Personne n'attendait un tel film, qui fera autant grincer des dents les uns par sa gravité extrême qu'il éblouira les autres par son audace incroyable, voire sa provocation.

On a beau se creuser la tête, on ne se souvient pas d'une telle ambition expérimentale au cinéma québécois depuis longtemps, depuis les années 60 et 70 en fait, quand les cinéastes étaient traversés par les idées révolutionnaires ou le rêve indépendantiste. Mathieu Denis et Simon Lavoie, qui signent ici leur deuxième réalisation ensemble après le terrible Laurentie, entre leurs projets personnels, sont vraiment dans la lignée de cette cinématographie nationaliste et engagée de laquelle la génération qui a suivi a généralement pris ses distances dans les 20 dernières années. Disons qu'ils sont pas mal seuls dans leur ligue.

Que reste-t-il du printemps 2012, de cette révolte étudiante qui avait fini par dépasser le simple cadre d'une opposition à une hausse des droits de scolarité? Un grand désenchantement de la jeunesse la plus engagée, selon ce film, dont le titre, qui est une phrase plus qu'un titre, est de Saint-Just, figure radicale de la Révolution française, qui appelait à la mort du roi Louis XVI... On peut aussi bien l'appliquer à quelque chose qui ne s'est pas produit en 2012 qu'au destin des quatre personnages du film s'ils échouent dans leur entreprise révolutionnaire, pourtant condamnée d'avance. L'ombre d'Albert Camus plane sur ce pur objet de cinéma, celle de L'homme révolté, bien sûr, mais aussi celle de la pièce Les justes, si l'on pense aux questionnements moraux de l'usage de la violence pour une cause.

Pas de faux-fuyants chez Denis et Lavoie, qui abordent de front ce qu'est l'engagement absolu pour des jeunes qui veulent sincèrement changer le monde, que ça nous plaise ou non. Avec tout ce que cela a de poignant et d'insupportable à la fois, de courageux et de borné. Le résultat est confrontant, choquant et fascinant.

Ils se sont donné des noms de résistants. Giutizia (Charlotte Aubin), Tumulto (Laurent Bélanger), Ordine Nuovo (Emmanuelle Lussier-Martinez) et Klas Batalo (Gabrielle Tremblay) forment un groupe soudé et égalitaire selon des règles très strictes. Tout est en commun, l'appartement, l'argent, l'affection, les plans d'action, de même que leurs violentes autocritiques rappelant les groupes communistes. Ils refusent la sexualité «parce que nous sommes en guerre», dit Ordine, dès le début. En guerre contre quoi? Ce n'est pas clair, mais les images, elles, le sont. Ce qu'ils quittent et refusent, ce sont les banlieues cossues remplies de «Monster Houses» et de parvenus qui ne vivent que pour l'argent, les centres commerciaux, les festivals qui font office de culture, les restaurants «branchés» qui embourgeoisent leur quartier, la télévision qui abrutit leurs parents. Bref, ils fuient la société sclérosée, plongée dans le confort et l'indifférence selon la formule de Denys Arcand, qu'est devenu le Québec, selon eux.

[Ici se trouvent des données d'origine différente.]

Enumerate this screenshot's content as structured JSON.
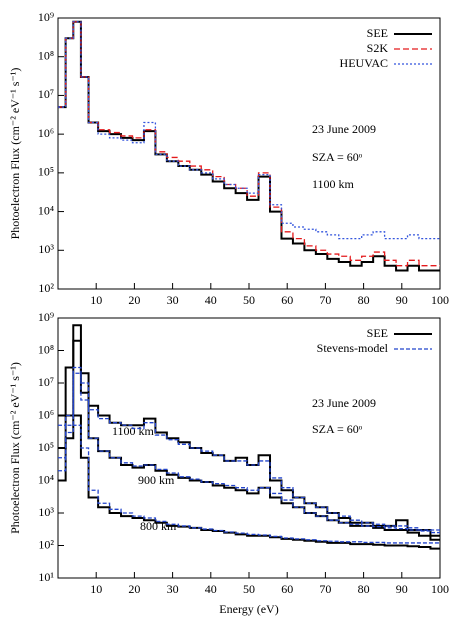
{
  "chart_data": [
    {
      "type": "step-line",
      "y_label": "Photoelectron Flux (cm⁻² eV⁻¹ s⁻¹)",
      "annotations": [
        "23 June 2009",
        "SZA = 60ᵒ",
        "1100 km"
      ],
      "x": [
        1,
        3,
        5,
        7,
        9,
        12,
        15,
        18,
        21,
        24,
        27,
        30,
        33,
        36,
        39,
        42,
        45,
        48,
        51,
        54,
        57,
        60,
        63,
        66,
        69,
        72,
        75,
        78,
        81,
        84,
        87,
        90,
        93,
        96,
        99
      ],
      "series": [
        {
          "name": "SEE",
          "color": "#000000",
          "values": [
            5000000.0,
            300000000.0,
            800000000.0,
            30000000.0,
            2000000.0,
            1200000.0,
            1000000.0,
            800000.0,
            700000.0,
            1200000.0,
            300000.0,
            200000.0,
            150000.0,
            120000.0,
            90000.0,
            60000.0,
            40000.0,
            30000.0,
            20000.0,
            80000.0,
            10000.0,
            2000.0,
            1500.0,
            1000.0,
            800,
            600,
            500,
            400,
            500,
            700,
            400,
            300,
            400,
            300,
            300
          ]
        },
        {
          "name": "S2K",
          "color": "#e41a1c",
          "values": [
            5000000.0,
            300000000.0,
            800000000.0,
            30000000.0,
            2000000.0,
            1300000.0,
            1100000.0,
            900000.0,
            800000.0,
            1300000.0,
            350000.0,
            250000.0,
            200000.0,
            150000.0,
            120000.0,
            80000.0,
            50000.0,
            40000.0,
            25000.0,
            100000.0,
            13000.0,
            3000.0,
            2000.0,
            1300.0,
            1000.0,
            800,
            700,
            550,
            700,
            900,
            550,
            400,
            550,
            400,
            400
          ]
        },
        {
          "name": "HEUVAC",
          "color": "#3355dd",
          "values": [
            5000000.0,
            300000000.0,
            800000000.0,
            30000000.0,
            2000000.0,
            1000000.0,
            800000.0,
            700000.0,
            600000.0,
            2000000.0,
            300000.0,
            200000.0,
            150000.0,
            120000.0,
            100000.0,
            70000.0,
            50000.0,
            40000.0,
            30000.0,
            90000.0,
            15000.0,
            5000.0,
            4000.0,
            3500.0,
            3000.0,
            2500.0,
            2000.0,
            2000.0,
            2500.0,
            3000.0,
            2000.0,
            2000.0,
            2500.0,
            2000.0,
            2000.0
          ]
        }
      ],
      "xlim": [
        0,
        100
      ],
      "xticks": [
        10,
        20,
        30,
        40,
        50,
        60,
        70,
        80,
        90,
        100
      ],
      "ylim": [
        100,
        1000000000
      ],
      "log_y": true,
      "yticks": [
        {
          "value": 100,
          "label": "10²"
        },
        {
          "value": 1000,
          "label": "10³"
        },
        {
          "value": 10000,
          "label": "10⁴"
        },
        {
          "value": 100000,
          "label": "10⁵"
        },
        {
          "value": 1000000,
          "label": "10⁶"
        },
        {
          "value": 10000000,
          "label": "10⁷"
        },
        {
          "value": 100000000,
          "label": "10⁸"
        },
        {
          "value": 1000000000,
          "label": "10⁹"
        }
      ]
    },
    {
      "type": "step-line",
      "x_label": "Energy (eV)",
      "y_label": "Photoelectron Flux (cm⁻² eV⁻¹ s⁻¹)",
      "annotations": [
        "23 June 2009",
        "SZA = 60ᵒ"
      ],
      "x": [
        1,
        3,
        5,
        7,
        9,
        12,
        15,
        18,
        21,
        24,
        27,
        30,
        33,
        36,
        39,
        42,
        45,
        48,
        51,
        54,
        57,
        60,
        63,
        66,
        69,
        72,
        75,
        78,
        81,
        84,
        87,
        90,
        93,
        96,
        99
      ],
      "series": [
        {
          "name": "SEE",
          "color": "#000000",
          "altitudes": [
            {
              "label": "1100 km",
              "values": [
                1000000.0,
                30000000.0,
                600000000.0,
                20000000.0,
                2000000.0,
                1000000.0,
                600000.0,
                500000.0,
                500000.0,
                800000.0,
                300000.0,
                200000.0,
                150000.0,
                100000.0,
                70000.0,
                60000.0,
                40000.0,
                50000.0,
                30000.0,
                60000.0,
                10000.0,
                5000.0,
                3000.0,
                2000.0,
                1500.0,
                1000.0,
                700,
                500,
                500,
                400,
                400,
                600,
                300,
                300,
                200
              ]
            },
            {
              "label": "900 km",
              "values": [
                100000.0,
                1000000.0,
                200000000.0,
                5000000.0,
                200000.0,
                80000.0,
                50000.0,
                30000.0,
                25000.0,
                30000.0,
                20000.0,
                15000.0,
                12000.0,
                10000.0,
                9000.0,
                7000.0,
                6000.0,
                5000.0,
                4000.0,
                6000.0,
                3000.0,
                2000.0,
                1500.0,
                1000.0,
                800,
                600,
                500,
                400,
                400,
                350,
                300,
                300,
                250,
                200,
                150
              ]
            },
            {
              "label": "800 km",
              "values": [
                10000.0,
                200000.0,
                1000000.0,
                50000.0,
                3000.0,
                1500.0,
                1000.0,
                800,
                700,
                600,
                500,
                400,
                380,
                350,
                300,
                280,
                250,
                220,
                200,
                200,
                180,
                160,
                150,
                140,
                130,
                120,
                120,
                110,
                110,
                105,
                100,
                100,
                95,
                90,
                80
              ]
            }
          ]
        },
        {
          "name": "Stevens-model",
          "color": "#2244cc",
          "altitudes": [
            {
              "values": [
                500000.0,
                1000000.0,
                30000000.0,
                10000000.0,
                1500000.0,
                800000.0,
                600000.0,
                500000.0,
                400000.0,
                600000.0,
                250000.0,
                180000.0,
                130000.0,
                100000.0,
                80000.0,
                60000.0,
                40000.0,
                40000.0,
                30000.0,
                40000.0,
                12000.0,
                6000.0,
                3000.0,
                2000.0,
                1500.0,
                1000.0,
                800,
                600,
                500,
                450,
                400,
                400,
                350,
                300,
                300
              ]
            },
            {
              "values": [
                50000.0,
                500000.0,
                20000000.0,
                3000000.0,
                200000.0,
                80000.0,
                50000.0,
                35000.0,
                28000.0,
                30000.0,
                22000.0,
                17000.0,
                13000.0,
                11000.0,
                9000.0,
                8000.0,
                7000.0,
                6000.0,
                5000.0,
                6000.0,
                4000.0,
                2500.0,
                1500.0,
                1000.0,
                800,
                600,
                500,
                450,
                400,
                380,
                350,
                330,
                300,
                280,
                250
              ]
            },
            {
              "values": [
                20000.0,
                300000.0,
                500000.0,
                100000.0,
                5000.0,
                2000.0,
                1300.0,
                1000.0,
                800,
                700,
                550,
                450,
                400,
                350,
                320,
                290,
                260,
                240,
                220,
                210,
                190,
                170,
                160,
                150,
                140,
                135,
                130,
                130,
                125,
                125,
                120,
                120,
                120,
                120,
                120
              ]
            }
          ]
        }
      ],
      "xlim": [
        0,
        100
      ],
      "xticks": [
        10,
        20,
        30,
        40,
        50,
        60,
        70,
        80,
        90,
        100
      ],
      "ylim": [
        10,
        1000000000
      ],
      "log_y": true,
      "yticks": [
        {
          "value": 10,
          "label": "10¹"
        },
        {
          "value": 100,
          "label": "10²"
        },
        {
          "value": 1000,
          "label": "10³"
        },
        {
          "value": 10000,
          "label": "10⁴"
        },
        {
          "value": 100000,
          "label": "10⁵"
        },
        {
          "value": 1000000,
          "label": "10⁶"
        },
        {
          "value": 10000000,
          "label": "10⁷"
        },
        {
          "value": 100000000,
          "label": "10⁸"
        },
        {
          "value": 1000000000,
          "label": "10⁹"
        }
      ]
    }
  ]
}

Ensemble, ils sont réfugiés dans un loft miteux où ils refont le monde. C'est dans cet enfermement que les réalisateurs ont créé leurs scènes les plus extraordinaires, hypnotiques même, là où se rencontrent tous les arts, scènes portées par les acteurs dévoués jusque dans leurs chairs et où l'absence de budget ne paraît jamais tellement les cinéastes maîtrisent leurs plans.

Des citations ornent les murs ou le film lui-même - une référence directe au prophétique La Chinoise de Jean-Luc Godard, qui traitait de jeunes marxistes-léninistes complotant un assassinat politique, tourné un an avant Mai 68. Les réalisateurs puisent leurs extraits chez Pierre Vallières, Aimé Césaire, Hubert Aquin, Rosa Luxemburg, Gaston Miron, Jean Bouthillette, Josée Yvon, le FLQ, Kropotkine, Saint-Denys Garneau... Bref, ils citent et récitent beaucoup. 

Ce film plein de prétentions (que d'aucuns trouveront prétentieux) est riche autant de forme que de fond, et l'on comprend à quelle enseigne logent les personnages. Anti-colonialisme, anti-capitalisme, anti-fédéralisme... nous sommes dans l'extrême gauche, que les réalisateurs relient au nationalisme québécois, alors qu'aujourd'hui, ces mouvements semblent détachés et irréconciliables, comme le Parti québécois et Québec solidaire. Ils unissent la colère «gauchiste» de cette jeunesse qu'on dit «mondialisée» à son contexte politique immédiat, ce qui est peut-être la plus grande audace de ce film qui, pendant trois heures, distribue les claques sur la gueule, esthétiques et politiques. 

On en sort soit exaspéré (si on se rend jusqu'au bout), soit renversé, mais certainement pas blasé.

Des graffitis sur des affiches publicitaires, le groupe passera à des actions plus violentes, et l'on comprend que la ferveur de leur engagement appelle à un point de non-retour pour rester en adéquation avec leurs convictions. C'est là le danger qui guette tout révolutionnaire. Agit-il pour la cause ou pour entretenir la cause en lui?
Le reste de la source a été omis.